Transformer layer.

This layer implements the Transformer from "Attention Is All You Need". (https://arxiv.org/abs/1706.03762).

num_attention_heads Number of attention heads.
intermediate_size Size of the intermediate layer.
intermediate_activation Activation for the intermediate layer.
dropout_rate Dropout probability for the post-attention and output dropout.
attention_dropout_rate Dropout probability for within the attention layer.
output_range the sequence output range, [0, output_range) by slicing the target sequence. None means the target sequence is not sliced.
kernel_initializer Initializer for dense layer kernels.
bias_initializer Initializer for dense layer biases.
kernel_regularizer Regularizer for dense layer kernels.
bias_regularizer Regularizer for dense layer biases.
activity_regularizer Regularizer for dense layer activity.
kernel_constraint Constraint for dense layer kernels.
bias_constraint Constraint for dense layer kernels.
use_bias Whether to enable use_bias in attention layer. If set False, use_bias in attention layer is disabled.
norm_first Whether to normalize inputs to attention and intermediate dense layers. If set False, output of attention and intermediate dense layers is normalized.
norm_epsilon Epsilon value to initialize normalization layers.
intermediate_dropout Dropout probability for intermediate_dropout_layer.
attention_initializer Initializer for kernels of attention layers. If set None, attention layers use kernel_initializer as initializer for kernel.

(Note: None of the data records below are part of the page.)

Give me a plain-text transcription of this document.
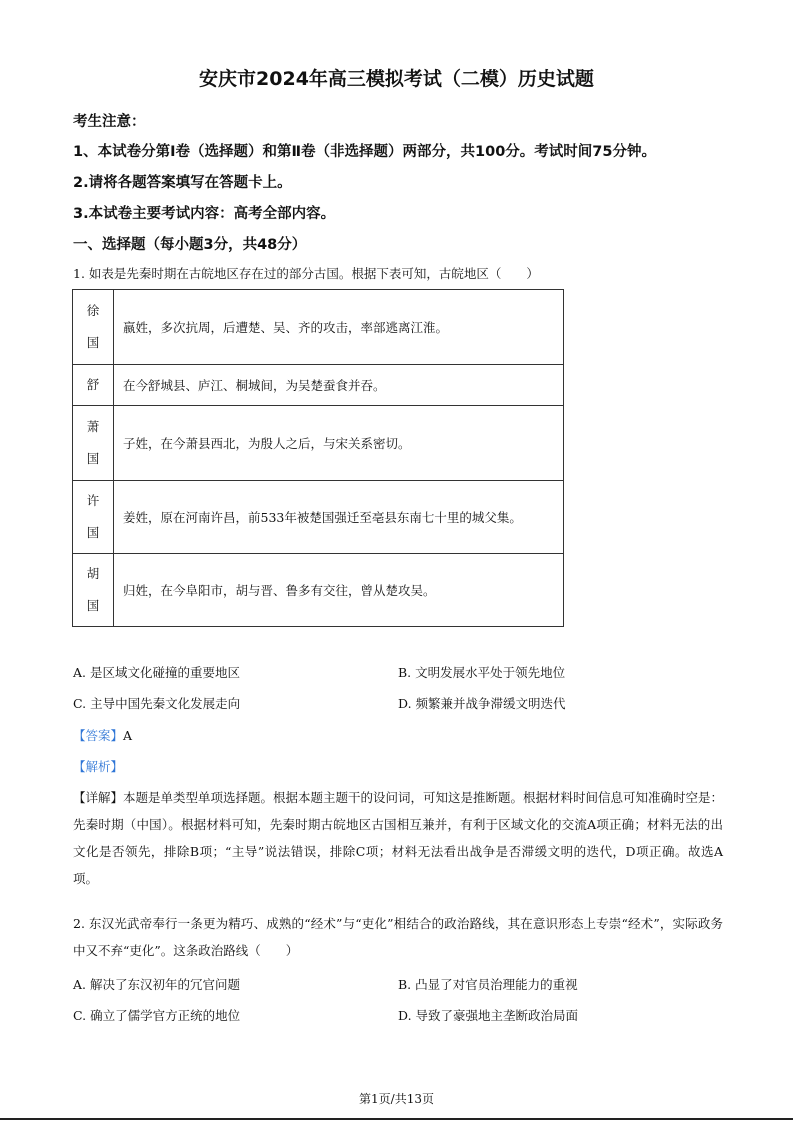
安庆市2024年高三模拟考试（二模）历史试题
考生注意：
1、本试卷分第Ⅰ卷（选择题）和第Ⅱ卷（非选择题）两部分，共100分。考试时间75分钟。
2.请将各题答案填写在答题卡上。
3.本试卷主要考试内容：高考全部内容。
一、选择题（每小题3分，共48分）
1. 如表是先秦时期在古皖地区存在过的部分古国。根据下表可知，古皖地区（　　）
徐
国	嬴姓，多次抗周，后遭楚、吴、齐的攻击，率部逃离江淮。
舒	在今舒城县、庐江、桐城间，为吴楚蚕食并吞。
萧
国	子姓，在今萧县西北，为殷人之后，与宋关系密切。
许
国	姜姓，原在河南许昌，前533年被楚国强迁至亳县东南七十里的城父集。
胡
国	归姓，在今阜阳市，胡与晋、鲁多有交往，曾从楚攻吴。
A. 是区域文化碰撞的重要地区	B. 文明发展水平处于领先地位
C. 主导中国先秦文化发展走向	D. 频繁兼并战争滞缓文明迭代
【答案】A
【解析】
【详解】本题是单类型单项选择题。根据本题主题干的设问词，可知这是推断题。根据材料时间信息可知准确时空是：先秦时期（中国）。根据材料可知，先秦时期古皖地区古国相互兼并，有利于区域文化的交流A项正确；材料无法的出文化是否领先，排除B项；“主导”说法错误，排除C项；材料无法看出战争是否滞缓文明的迭代，D项正确。故选A项。
2. 东汉光武帝奉行一条更为精巧、成熟的“经术”与“吏化”相结合的政治路线，其在意识形态上专崇“经术”，实际政务中又不弃“吏化”。这条政治路线（　　）
A. 解决了东汉初年的冗官问题	B. 凸显了对官员治理能力的重视
C. 确立了儒学官方正统的地位	D. 导致了豪强地主垄断政治局面
第1页/共13页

Transformer self-attention encoder block call.

inputs a single tensor or a list of tensors. input tensor as the single sequence of embeddings. [input tensor, attention mask] to have the additional attention mask. [query tensor, key value tensor, attention mask] to have separate input streams for the query, and key/value to the multi-head attention.

An ouput tensor with the same dimensions as input/query tensor.